Irene Promodh

Grant Type

Dissertation Fieldwork Grant

Institutional Affiliation

Michigan, Ann Arbor, U. of

Grant number

Gr. 10715

Approve Date

April 15, 2024

Project Title

Promodh, Irene (Michigan, Ann Arbor, U. of) "Tangles of Gold: Labor, Caste, and Value between the Christian Margins of Kerala and the Arabian Gulf"

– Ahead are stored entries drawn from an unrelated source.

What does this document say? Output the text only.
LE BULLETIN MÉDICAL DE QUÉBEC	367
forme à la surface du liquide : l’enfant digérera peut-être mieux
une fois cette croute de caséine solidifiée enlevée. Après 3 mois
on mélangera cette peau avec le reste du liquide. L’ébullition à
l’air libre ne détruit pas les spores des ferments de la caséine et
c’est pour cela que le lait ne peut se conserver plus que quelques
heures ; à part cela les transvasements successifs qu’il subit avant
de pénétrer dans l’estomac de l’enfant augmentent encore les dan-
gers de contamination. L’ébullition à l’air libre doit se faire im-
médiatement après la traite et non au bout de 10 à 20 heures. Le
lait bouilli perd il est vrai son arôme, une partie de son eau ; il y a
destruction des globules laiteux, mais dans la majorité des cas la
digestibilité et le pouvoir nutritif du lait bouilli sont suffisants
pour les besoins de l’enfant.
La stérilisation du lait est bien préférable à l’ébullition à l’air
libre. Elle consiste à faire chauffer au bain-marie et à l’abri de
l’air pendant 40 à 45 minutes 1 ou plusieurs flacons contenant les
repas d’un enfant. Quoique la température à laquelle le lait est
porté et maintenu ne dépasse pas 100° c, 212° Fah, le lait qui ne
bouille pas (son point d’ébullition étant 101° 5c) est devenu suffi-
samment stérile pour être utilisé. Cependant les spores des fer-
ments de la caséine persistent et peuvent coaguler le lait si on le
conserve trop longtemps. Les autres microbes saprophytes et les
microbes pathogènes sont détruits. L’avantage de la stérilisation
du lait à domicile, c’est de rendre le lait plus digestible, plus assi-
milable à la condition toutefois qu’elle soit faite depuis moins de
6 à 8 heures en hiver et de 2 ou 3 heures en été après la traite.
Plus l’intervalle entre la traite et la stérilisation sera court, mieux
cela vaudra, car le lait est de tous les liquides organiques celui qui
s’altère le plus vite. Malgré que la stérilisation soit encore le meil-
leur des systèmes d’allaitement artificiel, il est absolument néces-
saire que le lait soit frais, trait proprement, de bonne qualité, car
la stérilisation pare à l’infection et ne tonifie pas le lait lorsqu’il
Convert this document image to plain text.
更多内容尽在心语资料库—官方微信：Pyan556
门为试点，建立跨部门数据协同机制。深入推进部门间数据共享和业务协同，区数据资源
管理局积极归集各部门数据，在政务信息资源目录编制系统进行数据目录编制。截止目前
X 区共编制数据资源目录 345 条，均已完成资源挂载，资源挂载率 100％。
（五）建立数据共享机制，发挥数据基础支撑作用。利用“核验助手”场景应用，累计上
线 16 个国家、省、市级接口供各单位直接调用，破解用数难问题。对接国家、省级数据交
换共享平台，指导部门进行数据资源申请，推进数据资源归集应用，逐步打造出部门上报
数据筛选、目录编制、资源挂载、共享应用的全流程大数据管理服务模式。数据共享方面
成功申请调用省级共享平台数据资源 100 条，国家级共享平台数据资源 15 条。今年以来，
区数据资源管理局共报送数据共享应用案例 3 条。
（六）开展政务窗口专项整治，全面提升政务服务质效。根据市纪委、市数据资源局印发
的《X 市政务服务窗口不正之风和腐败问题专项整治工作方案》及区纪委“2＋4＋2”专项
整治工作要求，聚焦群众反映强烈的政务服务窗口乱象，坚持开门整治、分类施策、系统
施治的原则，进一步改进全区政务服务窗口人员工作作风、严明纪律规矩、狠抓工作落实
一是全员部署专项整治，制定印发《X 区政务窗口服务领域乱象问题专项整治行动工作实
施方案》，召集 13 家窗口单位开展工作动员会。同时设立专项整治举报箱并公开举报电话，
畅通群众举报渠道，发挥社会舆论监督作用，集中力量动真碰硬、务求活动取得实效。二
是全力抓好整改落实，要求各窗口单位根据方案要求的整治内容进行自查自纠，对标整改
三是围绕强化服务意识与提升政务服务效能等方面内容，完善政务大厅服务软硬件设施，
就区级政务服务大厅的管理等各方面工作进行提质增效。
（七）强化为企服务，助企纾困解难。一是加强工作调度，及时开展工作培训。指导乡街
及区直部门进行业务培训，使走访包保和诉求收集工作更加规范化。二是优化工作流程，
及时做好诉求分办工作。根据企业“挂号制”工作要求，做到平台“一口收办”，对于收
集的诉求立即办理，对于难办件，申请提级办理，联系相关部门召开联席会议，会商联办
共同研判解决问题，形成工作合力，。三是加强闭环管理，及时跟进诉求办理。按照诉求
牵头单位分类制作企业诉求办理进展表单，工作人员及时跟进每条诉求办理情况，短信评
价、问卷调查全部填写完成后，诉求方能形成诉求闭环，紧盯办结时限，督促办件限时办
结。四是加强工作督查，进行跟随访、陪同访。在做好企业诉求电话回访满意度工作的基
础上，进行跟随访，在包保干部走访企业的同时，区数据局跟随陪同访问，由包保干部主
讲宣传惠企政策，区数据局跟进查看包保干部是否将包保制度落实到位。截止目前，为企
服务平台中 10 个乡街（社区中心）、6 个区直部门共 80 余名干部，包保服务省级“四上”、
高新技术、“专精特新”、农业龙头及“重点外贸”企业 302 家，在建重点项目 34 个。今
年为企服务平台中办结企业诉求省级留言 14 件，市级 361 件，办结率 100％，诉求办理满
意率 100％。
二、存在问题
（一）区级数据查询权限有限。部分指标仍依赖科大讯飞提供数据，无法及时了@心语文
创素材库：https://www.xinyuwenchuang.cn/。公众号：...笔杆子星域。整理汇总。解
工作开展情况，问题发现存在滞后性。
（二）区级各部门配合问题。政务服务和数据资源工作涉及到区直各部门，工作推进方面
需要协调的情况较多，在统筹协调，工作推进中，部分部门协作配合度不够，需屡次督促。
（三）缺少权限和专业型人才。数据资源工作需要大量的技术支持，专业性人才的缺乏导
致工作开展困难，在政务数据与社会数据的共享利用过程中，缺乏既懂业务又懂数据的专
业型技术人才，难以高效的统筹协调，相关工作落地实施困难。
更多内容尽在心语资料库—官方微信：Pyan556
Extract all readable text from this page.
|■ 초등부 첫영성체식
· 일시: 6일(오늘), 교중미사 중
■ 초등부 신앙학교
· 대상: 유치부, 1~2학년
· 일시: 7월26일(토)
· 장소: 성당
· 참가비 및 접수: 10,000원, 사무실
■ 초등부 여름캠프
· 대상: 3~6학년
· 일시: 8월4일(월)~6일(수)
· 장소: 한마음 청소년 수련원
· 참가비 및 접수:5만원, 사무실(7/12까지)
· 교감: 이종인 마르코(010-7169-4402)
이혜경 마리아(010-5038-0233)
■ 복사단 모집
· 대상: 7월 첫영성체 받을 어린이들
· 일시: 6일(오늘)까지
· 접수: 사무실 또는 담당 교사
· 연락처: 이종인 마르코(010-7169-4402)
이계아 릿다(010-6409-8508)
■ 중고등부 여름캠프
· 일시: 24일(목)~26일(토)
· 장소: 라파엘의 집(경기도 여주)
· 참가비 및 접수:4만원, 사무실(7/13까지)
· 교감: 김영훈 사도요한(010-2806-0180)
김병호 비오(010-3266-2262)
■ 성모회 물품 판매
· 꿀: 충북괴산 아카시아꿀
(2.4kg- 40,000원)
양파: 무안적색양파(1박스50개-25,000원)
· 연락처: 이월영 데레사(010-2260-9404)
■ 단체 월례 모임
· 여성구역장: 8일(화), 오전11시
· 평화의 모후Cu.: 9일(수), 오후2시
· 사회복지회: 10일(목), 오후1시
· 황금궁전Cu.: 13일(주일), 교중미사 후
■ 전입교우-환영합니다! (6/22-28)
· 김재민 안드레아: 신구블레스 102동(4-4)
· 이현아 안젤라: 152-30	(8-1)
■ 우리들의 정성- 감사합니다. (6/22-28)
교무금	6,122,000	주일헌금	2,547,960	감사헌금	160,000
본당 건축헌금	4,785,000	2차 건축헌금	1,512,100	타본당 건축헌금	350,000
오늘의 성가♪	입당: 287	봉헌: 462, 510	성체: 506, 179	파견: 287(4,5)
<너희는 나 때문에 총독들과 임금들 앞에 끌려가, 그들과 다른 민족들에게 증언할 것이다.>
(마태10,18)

This project examines migrant remittances of gold as a metonymic lens into mobility and relationality across scales. As an affective substance that, when remitted, ties people to their kin in transregional webs of obligation, gold is entangled intimately with local and global regimes of value. In one of the densest labor migration corridors in the world, between rural Kerala in south India and the petrostates of the Arabian Gulf, gold travels primarily via the labor of Christian minorities from Kerala who, since the oil boom of the 1960s, found work in the megacities of the Gulf in their millions. Their remittances from the Gulf furthered the modernization projects of Kerala at the turn of the century, turning gold into a coveted symbol of the state’s modernity and neoliberal prosperity. However, Kerala Christians at the forefront of these gold circulations contend with the present-day value of gold from the Gulf against centuries of caste and communal dispute over its adornment and symbolic import. Using an array of methods – in-depth interviews, participant-observation, archival research, and data and media analysis – I trace how gold circulates via Christian-minority migrants and their worlds of religious and caste contention flung across the Arabian Sea.